Many donors feel bombarded by marketing from charities and companies, and want more control over how they are contacted, according to a report published this week by consultancy nfpSynergy.
The report is based on data gathered in May from three focus groups with charity donors, based on age, and an online survey of 1,000 adults who were nationally representative of the British population.
It finds that donors are suspicious about the need for charities to market, feel the sector should follow the same rules as others, and will mostly not opt in to charity communications.
Opt-in is likely to be a requirement under the new General Data Protection Regulation, which will come into force in May next year.
Bombardment
“In all the focus groups participants spoke of feeling bombarded by communications,” the report says. “Younger people appeared to be receiving more communication (across the board, not specifically from charities), but the perception of bombardment was consistent among all age groups.
“Some participants in the focus groups did reference charities as being part of the problem, but it was part of a broader picture of contact from organisations and companies from lots of different sectors that were contributing to the generalised sense of bombardment.”
Rules should apply to charities
Donors clearly feel that charities should follow the same rules as businesses, and that if anything, the rules should apply more strictly to the sector, the report says.
“The fact that the public want to see charities as morally superior to businesses makes them feel more strongly that charities must play by the same rules,” the report says. “With this in mind, they actually feel more annoyed when charities are perceived as breaking the rules than they do when businesses do it – as it undermines their beliefs about what charities should be.”
Donors suspicious of charity marketing
Respondents to the survey reported that a quarter of all marketing was from charities, including around 60 per cent of all direct mail.

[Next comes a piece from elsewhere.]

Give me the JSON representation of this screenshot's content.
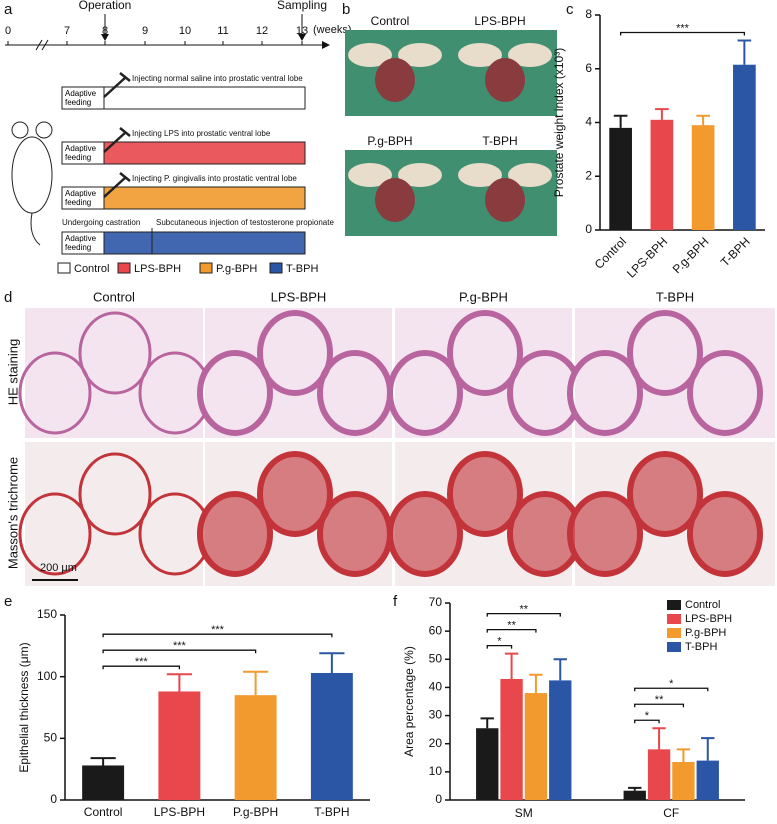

Nearly a third feel they receive too many marketing emails from charities, and more than a quarter feel they receive too much post. However 67 per cent said the amount of communication was about right.
The report said that donors do not accept the need for charities to market to them, because they should decide when to give.
“There is a lack of acceptance – particularly amongst older groups, but the viewpoint did appear across all groups – that targeted approaches to marketing actually work when it comes to charities,” the report says. "The rationale behind this view is a feeling that we give because we decide to off our own back, not because we are asked or prompted to give by a charity.
“This perception is a challenging one for charities to grapple with and appears to be hard to shift.”
The report says that even when donors were presented with evidence that this approach was effective, they still refused to believe that they themselves would Even when we explained to our focus group participants the fact that many charities actually make significant proportions of their income through asking previous donors to give again, there is a tendency to believe that ‘This doesn’t apply to us’.”
The report said that only 16 per cent of donors will opt into campaigns under GDPR – a statistic the consultancy had previously blogged about.